Akothee classifies co-parents who deny each other their kids ‘a pandemic’
Kenyan singer Esther Akoth, popularly known as Akothee and brands herself as the ‘President of Single Mothers’, categorized co-parents who deny each other access to their children as a pandemic.
The Oxford Dictionary defines a pandemic as a ‘widespread occurrence of an infectious disease over a whole country or the world at a particular time.’
According to Akothee, it was immoral for parents to drag their children into their fights and use them as weapons against each other.
She defined this as a signal that the parent denying their co-parent the children was still hurting and needed to move on.
“If there is anything that hurts me most, is when full grown couples drag children into their disagreements. Its not even the child they want nor the upkeep, its called the selfish spirit of the unknown where you think your partner is happy without you and you never want them to move on. With this kind of spirit, you will end up ruining if not your children’s life but also your own life. You will become toxic to every new person you meet hence all your upcoming relationships won’t hold water because you still holding onto your baby mama/ baby daddy.

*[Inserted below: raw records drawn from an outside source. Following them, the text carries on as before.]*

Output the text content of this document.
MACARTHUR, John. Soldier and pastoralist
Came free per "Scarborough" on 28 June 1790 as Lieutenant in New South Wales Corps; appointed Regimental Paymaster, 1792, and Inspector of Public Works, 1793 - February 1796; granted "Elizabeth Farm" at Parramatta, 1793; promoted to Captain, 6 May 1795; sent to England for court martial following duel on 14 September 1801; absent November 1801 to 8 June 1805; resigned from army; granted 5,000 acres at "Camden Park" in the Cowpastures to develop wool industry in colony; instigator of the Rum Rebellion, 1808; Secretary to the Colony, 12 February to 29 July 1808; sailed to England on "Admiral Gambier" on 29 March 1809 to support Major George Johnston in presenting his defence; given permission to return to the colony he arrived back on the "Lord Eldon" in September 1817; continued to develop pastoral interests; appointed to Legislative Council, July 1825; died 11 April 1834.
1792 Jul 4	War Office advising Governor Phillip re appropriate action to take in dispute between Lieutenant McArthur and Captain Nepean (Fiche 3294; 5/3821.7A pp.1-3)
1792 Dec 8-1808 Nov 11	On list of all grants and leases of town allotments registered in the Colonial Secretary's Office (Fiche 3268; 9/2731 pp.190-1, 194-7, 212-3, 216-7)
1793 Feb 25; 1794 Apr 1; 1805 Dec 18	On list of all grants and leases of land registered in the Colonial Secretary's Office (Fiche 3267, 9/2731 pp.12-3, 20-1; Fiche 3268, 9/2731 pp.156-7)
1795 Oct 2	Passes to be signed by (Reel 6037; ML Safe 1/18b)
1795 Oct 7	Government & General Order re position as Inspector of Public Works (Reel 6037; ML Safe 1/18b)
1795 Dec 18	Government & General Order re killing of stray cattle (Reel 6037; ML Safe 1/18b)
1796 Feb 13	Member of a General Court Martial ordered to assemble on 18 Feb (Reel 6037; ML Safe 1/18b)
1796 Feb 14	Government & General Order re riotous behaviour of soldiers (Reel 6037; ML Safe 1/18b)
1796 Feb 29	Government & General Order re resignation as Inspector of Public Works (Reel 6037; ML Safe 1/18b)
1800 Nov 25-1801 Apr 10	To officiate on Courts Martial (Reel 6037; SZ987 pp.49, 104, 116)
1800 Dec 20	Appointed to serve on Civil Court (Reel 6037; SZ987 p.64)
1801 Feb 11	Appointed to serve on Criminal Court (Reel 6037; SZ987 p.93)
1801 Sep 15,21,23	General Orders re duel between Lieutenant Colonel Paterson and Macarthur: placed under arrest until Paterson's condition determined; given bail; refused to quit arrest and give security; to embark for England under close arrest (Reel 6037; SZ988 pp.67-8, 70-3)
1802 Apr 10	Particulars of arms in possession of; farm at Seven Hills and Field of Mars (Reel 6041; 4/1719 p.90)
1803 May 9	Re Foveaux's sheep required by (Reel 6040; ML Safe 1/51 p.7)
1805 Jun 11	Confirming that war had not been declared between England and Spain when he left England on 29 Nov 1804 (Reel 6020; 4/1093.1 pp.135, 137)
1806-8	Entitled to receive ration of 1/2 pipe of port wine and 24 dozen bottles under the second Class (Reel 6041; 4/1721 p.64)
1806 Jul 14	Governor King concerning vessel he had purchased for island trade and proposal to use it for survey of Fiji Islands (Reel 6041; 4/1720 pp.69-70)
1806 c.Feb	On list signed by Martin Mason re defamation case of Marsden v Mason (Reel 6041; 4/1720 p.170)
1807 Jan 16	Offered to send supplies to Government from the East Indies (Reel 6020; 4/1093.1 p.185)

The love you shared is gone, the children will remain. No sane mother/father will deny her/his children from having the freedom of enjoying both parents. This comes with unnecessary malicious damaging dramas for nothing. It hurts that we are ruining our children’s lives raising bitter generations and its being inherited to the next generations. I think governments should come up with strict rules on co-parenting with zero dramas and even arrest the parent causing drama. Children are not part of your disagreements. Your love, infatuation, commitments and fun moments are gone. Stop being a burden to each other. Let everyone find peace elsewhere.
In her advise to such parents, Akothee listed 10 things they should do and they include the avoiding of unnecessary demands upon each other, taking care of the children if they can afford it without having to depend on the co-parent and agreeing on terms of visitation. She also mentioned open communication between the co-parents as being paramount especially in alerting each other that neither of them is interested in drama or negative discussions; and should also limit their communication and attachment to shared friends who fuel gossip between them.
“Don’t stalk him / her on social media, block anyone bringing info’s from both ends, allow your children access their parents unless its getting ugly and only talk positive things about your co-parent. Alternatively, don’t mention them at all,” added Akothee.
She finally stated that co-parents should let their children find out for themselves who their parents really are and why they aren’t supporting them instead of either co-parent being a “transmitter.”
Akothee is a mother of five children by several baby daddies. For years, she has been taking care of her children single handedly until she began dating again a short while back. She recently suffered a miscarriage with her current boyfriend and are now planning their wedding.